BRISBANE, Australia (AP) — An Australian prosecutor has ordered new trials for a former Oregon surgeon accused of the manslaughter of three patients.
Last week, Australia's highest court threw out a conviction against Jayant Patel and said he should be tried again on three counts of manslaughter and one count of grievous bodily harm related to his work as chief surgeon at a Queensland state hospital between 2003 and 2005.
Queensland Director of Public Prosecutions Tony Moynihan said Thursday that he would try Patel separately on each of the four charges. The four trials will likely take years to complete.
Patel was sentenced to seven years in prison in 2010 after being convicted of the charges. He was released on bail Friday after the High Court ruled there had been a miscarriage of justice.

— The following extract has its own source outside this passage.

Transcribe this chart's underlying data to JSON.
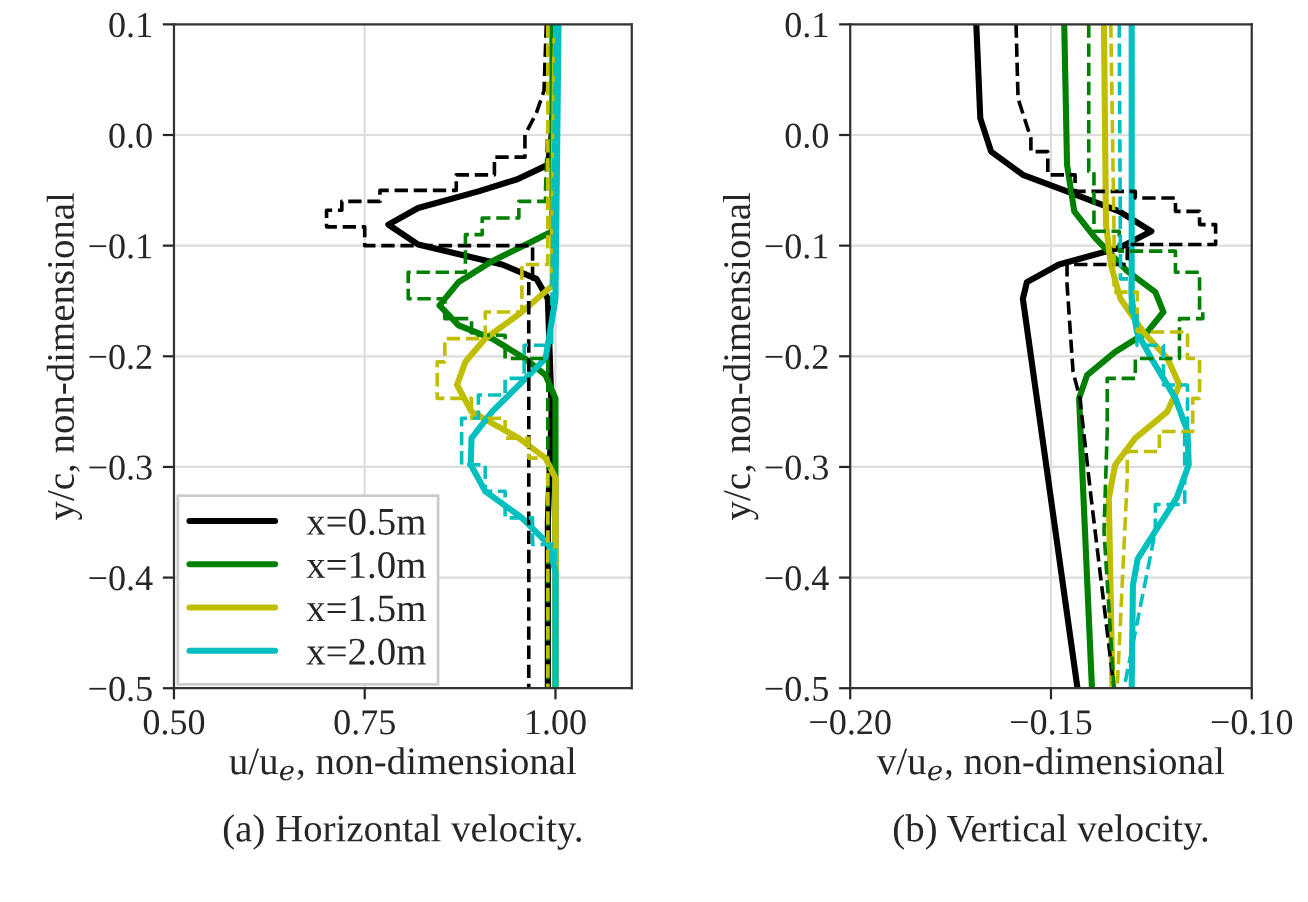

Patel graduated from medical school in Jamnangar, India, in 1976 and entered a residency program in New York state two years later.
Patel's competency was first questioned in the early 1980s, when he practiced in the United States. In 1984, New York health officials fined Patel and placed him on probation for three years for failing to examine patients before surgery.
He later worked at Kaiser Permanente Hospital in Portland, Oregon, which banned him from liver and pancreatic surgeries in 1998 after reviewing 79 complaints about him. The Oregon Board of Medical Examiners later cited him for "gross or repeated acts of negligence."